Ces chiffres ne sont pas décoratifs. Une pente moyenne de 8 % sur près de quatorze kilomètres, avec des lacets serrés, impose une conduite lente et régulière, surtout chargé. Le temps de cette montée ne se rattrape pas : il se prévoit. C’est la raison pour laquelle un transfert vers cette station se cale sur l’heure d’arrivée voulue, en remontant la chaîne jusqu’à l’heure de départ sur le littoral.
En été, la même route peut être fermée : la station signale des fermetures d’accès lors des grands événements sportifs qu’elle accueille.
Les contrôles d’équipements se font à l’approche
La foire aux questions officielle est directe sur deux points. La route des 21 virages est régulièrement déneigée, mais elle reste une route de montagne. Et des contrôles d’équipements sont régulièrement effectués à l’approche de la station.
C’est la meilleure justification qui soit pour équiper un véhicule entre novembre et mars : ce n’est pas une précaution de principe, c’est un contrôle annoncé par la station. La commune figure par ailleurs sur la liste préfectorale de l’Isère, où la période court du 1er novembre au 31 mars.

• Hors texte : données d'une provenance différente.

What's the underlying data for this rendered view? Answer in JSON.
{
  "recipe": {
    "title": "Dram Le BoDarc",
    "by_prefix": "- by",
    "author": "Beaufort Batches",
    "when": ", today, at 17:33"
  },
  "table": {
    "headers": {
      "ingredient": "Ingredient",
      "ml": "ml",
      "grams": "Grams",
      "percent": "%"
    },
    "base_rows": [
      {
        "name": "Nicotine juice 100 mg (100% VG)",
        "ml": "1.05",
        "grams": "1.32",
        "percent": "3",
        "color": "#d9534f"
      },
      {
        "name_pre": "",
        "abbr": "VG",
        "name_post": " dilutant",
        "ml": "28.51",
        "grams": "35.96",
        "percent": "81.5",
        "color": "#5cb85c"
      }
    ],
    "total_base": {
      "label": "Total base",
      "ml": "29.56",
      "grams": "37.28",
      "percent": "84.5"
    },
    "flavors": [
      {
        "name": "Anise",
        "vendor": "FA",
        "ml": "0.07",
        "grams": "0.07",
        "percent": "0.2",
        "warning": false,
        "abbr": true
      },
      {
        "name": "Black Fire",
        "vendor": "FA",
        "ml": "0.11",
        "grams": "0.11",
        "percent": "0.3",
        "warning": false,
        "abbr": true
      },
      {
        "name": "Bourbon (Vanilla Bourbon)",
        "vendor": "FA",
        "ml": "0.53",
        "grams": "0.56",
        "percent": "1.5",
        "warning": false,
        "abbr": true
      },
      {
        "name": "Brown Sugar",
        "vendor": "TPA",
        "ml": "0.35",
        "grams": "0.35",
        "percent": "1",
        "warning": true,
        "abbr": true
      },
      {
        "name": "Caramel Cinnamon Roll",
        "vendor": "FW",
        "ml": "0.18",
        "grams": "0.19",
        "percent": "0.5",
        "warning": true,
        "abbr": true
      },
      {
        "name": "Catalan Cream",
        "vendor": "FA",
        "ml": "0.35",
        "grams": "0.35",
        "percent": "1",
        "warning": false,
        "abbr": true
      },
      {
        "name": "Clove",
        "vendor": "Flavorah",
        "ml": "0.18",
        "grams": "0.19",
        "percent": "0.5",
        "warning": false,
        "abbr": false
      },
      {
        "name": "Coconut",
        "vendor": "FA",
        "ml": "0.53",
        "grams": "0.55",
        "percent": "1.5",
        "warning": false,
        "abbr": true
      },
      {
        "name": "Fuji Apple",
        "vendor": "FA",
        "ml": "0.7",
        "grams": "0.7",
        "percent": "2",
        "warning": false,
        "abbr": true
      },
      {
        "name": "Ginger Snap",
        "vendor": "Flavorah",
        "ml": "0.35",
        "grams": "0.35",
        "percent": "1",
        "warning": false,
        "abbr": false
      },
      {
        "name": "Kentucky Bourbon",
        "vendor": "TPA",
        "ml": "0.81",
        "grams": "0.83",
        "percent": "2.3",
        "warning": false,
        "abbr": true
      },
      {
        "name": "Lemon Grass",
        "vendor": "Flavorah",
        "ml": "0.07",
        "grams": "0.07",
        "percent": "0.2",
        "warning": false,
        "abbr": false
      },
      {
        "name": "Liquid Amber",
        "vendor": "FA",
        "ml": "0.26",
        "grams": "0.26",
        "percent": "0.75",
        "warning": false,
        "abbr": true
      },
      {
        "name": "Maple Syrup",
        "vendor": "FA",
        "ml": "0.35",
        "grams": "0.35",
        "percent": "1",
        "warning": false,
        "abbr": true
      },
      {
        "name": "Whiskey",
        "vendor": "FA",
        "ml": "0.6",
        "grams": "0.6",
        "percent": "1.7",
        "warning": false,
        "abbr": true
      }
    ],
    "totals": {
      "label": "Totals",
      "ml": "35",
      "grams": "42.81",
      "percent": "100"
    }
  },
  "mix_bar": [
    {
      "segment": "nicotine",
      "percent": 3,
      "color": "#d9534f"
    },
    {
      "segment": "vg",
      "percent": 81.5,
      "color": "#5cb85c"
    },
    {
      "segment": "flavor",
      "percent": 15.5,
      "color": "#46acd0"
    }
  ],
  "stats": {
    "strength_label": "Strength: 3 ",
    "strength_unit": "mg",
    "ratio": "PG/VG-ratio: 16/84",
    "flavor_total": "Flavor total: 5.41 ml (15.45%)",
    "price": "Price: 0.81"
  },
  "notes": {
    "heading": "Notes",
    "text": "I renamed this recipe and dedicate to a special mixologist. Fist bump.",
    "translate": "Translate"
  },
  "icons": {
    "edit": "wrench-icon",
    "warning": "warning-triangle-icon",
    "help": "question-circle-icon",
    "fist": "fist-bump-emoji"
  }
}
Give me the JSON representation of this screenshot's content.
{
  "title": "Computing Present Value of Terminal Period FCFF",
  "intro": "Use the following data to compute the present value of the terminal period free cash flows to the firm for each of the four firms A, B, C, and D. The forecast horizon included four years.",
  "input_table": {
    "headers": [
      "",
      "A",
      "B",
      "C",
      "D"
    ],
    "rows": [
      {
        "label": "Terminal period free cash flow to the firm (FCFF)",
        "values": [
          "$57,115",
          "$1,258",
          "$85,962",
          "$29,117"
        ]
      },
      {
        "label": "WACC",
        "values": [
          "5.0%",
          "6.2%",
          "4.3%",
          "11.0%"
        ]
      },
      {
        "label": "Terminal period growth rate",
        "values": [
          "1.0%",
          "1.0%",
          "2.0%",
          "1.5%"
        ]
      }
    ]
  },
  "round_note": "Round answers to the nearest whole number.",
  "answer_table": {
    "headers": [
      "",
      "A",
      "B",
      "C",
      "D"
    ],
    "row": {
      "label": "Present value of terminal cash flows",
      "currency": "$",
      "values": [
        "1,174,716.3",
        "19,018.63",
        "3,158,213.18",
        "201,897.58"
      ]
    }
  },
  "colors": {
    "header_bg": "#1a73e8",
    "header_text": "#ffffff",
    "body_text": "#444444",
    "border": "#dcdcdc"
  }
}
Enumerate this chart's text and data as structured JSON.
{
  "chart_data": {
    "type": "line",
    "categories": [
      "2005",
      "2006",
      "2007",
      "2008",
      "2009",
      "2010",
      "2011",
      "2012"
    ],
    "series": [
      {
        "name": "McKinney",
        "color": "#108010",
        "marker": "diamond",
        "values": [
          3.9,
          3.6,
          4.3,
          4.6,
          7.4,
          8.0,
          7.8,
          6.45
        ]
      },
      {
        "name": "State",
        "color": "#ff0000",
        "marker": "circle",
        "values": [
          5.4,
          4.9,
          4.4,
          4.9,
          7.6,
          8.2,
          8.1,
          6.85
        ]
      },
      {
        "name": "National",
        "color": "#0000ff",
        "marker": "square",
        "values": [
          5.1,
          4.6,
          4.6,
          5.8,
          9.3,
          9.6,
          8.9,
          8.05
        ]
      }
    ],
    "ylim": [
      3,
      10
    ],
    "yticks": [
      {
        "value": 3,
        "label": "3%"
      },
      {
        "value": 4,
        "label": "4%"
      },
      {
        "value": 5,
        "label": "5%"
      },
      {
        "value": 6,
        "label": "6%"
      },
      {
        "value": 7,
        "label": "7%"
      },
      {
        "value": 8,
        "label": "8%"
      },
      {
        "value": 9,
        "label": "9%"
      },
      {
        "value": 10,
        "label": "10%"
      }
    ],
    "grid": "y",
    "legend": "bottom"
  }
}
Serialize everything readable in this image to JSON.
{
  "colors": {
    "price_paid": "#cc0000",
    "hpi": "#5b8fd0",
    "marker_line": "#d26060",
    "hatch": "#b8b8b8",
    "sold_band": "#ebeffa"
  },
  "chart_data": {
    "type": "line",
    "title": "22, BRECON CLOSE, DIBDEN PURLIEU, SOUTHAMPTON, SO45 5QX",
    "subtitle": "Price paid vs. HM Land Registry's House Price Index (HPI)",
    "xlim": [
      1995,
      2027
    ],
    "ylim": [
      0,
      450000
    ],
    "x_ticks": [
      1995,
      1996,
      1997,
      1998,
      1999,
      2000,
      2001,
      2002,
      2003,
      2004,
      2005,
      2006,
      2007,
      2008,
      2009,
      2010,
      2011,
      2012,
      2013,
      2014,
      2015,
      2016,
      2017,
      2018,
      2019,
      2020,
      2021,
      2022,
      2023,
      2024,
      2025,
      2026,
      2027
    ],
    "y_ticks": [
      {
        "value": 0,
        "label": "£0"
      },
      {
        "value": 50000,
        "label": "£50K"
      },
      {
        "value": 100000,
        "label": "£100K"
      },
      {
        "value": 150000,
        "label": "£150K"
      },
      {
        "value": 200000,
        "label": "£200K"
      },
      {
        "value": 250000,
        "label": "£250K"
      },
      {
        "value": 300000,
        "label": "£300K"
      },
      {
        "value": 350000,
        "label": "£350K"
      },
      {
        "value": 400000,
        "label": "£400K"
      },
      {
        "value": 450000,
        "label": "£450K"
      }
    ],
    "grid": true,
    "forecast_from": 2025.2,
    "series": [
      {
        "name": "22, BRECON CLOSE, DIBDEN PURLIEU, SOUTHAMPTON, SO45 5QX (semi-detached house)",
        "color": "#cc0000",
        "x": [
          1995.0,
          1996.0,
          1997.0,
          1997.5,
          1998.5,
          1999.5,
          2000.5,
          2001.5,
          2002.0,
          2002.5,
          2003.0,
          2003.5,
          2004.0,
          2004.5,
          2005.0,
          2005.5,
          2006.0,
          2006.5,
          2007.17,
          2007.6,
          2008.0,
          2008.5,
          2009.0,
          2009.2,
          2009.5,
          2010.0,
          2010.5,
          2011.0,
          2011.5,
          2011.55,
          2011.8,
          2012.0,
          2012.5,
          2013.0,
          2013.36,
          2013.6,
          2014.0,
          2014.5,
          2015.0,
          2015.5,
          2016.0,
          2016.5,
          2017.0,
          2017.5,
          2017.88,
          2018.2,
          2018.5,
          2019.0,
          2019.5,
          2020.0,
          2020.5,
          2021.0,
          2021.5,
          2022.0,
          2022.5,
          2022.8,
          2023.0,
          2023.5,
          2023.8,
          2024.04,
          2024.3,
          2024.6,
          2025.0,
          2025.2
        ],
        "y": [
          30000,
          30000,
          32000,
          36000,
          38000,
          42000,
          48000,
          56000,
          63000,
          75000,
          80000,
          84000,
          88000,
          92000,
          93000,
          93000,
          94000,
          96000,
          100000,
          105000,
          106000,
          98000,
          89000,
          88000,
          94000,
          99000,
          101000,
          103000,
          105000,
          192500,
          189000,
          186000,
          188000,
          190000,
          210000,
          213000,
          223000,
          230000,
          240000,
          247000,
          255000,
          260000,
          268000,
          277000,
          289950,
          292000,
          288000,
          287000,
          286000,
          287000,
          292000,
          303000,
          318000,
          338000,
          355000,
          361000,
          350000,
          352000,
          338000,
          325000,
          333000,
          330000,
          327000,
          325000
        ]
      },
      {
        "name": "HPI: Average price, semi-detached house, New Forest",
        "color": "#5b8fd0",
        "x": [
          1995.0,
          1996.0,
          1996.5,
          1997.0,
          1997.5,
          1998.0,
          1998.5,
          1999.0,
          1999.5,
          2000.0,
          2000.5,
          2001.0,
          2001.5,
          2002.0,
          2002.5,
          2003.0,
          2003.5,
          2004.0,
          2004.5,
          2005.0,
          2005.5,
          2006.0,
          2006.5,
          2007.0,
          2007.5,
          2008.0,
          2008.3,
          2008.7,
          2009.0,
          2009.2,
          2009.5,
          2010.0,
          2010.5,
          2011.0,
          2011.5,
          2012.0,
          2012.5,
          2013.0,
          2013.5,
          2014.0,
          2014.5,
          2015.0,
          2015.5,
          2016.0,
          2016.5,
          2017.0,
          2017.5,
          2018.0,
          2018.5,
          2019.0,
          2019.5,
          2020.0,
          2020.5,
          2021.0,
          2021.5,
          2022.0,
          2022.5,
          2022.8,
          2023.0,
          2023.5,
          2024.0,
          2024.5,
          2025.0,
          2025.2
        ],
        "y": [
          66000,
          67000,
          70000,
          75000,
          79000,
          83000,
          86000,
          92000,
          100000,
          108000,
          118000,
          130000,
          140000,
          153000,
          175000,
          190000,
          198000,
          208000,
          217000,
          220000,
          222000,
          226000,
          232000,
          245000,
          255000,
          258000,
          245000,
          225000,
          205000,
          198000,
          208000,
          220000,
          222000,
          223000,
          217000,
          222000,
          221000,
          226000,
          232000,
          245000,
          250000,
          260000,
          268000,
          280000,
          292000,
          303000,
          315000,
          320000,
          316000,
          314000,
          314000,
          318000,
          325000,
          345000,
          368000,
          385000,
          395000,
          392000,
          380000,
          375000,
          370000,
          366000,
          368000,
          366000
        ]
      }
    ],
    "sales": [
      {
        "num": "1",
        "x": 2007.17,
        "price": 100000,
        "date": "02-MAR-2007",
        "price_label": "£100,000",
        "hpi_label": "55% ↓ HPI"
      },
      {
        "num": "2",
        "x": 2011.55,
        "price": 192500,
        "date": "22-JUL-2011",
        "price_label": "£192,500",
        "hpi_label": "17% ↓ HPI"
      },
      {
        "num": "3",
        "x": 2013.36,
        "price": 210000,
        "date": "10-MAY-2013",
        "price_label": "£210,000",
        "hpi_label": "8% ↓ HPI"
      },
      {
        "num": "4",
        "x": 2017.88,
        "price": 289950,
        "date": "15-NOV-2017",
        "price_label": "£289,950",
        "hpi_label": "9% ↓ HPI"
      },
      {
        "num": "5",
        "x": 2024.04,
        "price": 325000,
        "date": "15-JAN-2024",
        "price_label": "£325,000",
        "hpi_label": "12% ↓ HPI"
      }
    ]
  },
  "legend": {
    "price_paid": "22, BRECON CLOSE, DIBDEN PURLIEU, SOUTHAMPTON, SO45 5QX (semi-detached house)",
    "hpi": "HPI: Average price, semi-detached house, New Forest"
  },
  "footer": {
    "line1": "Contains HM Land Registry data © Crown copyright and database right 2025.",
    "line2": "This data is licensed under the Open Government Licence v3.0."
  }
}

Une fois en station, la même page pousse à laisser le véhicule : elle renvoie vers les ascenseurs urbains gratuits Huez Express, Alpe Express et Télécentre plutôt que vers la circulation automobile. Ce sont trois repères publics et nommés, faciles à donner à un client.
Quand la voiture n’est plus la bonne réponse
Soyons clairs sur les limites. Pour une ou deux personnes voyageant léger, depuis la Côte d’Azur, une journée entière de route se compare mal à un acheminement ferroviaire jusqu’à Grenoble suivi d’une montée courte. Le calcul penche franchement de l’autre côté.
La route reprend l’avantage à trois conditions : un groupe, du matériel encombrant, ou une arrivée qui ne se raccorde à aucun horaire. Nous le disons dans les deux sens, y compris quand cela nous fait perdre la course. Le tarif, lui, vous est confirmé par écrit avant le départ, péages et carburant compris.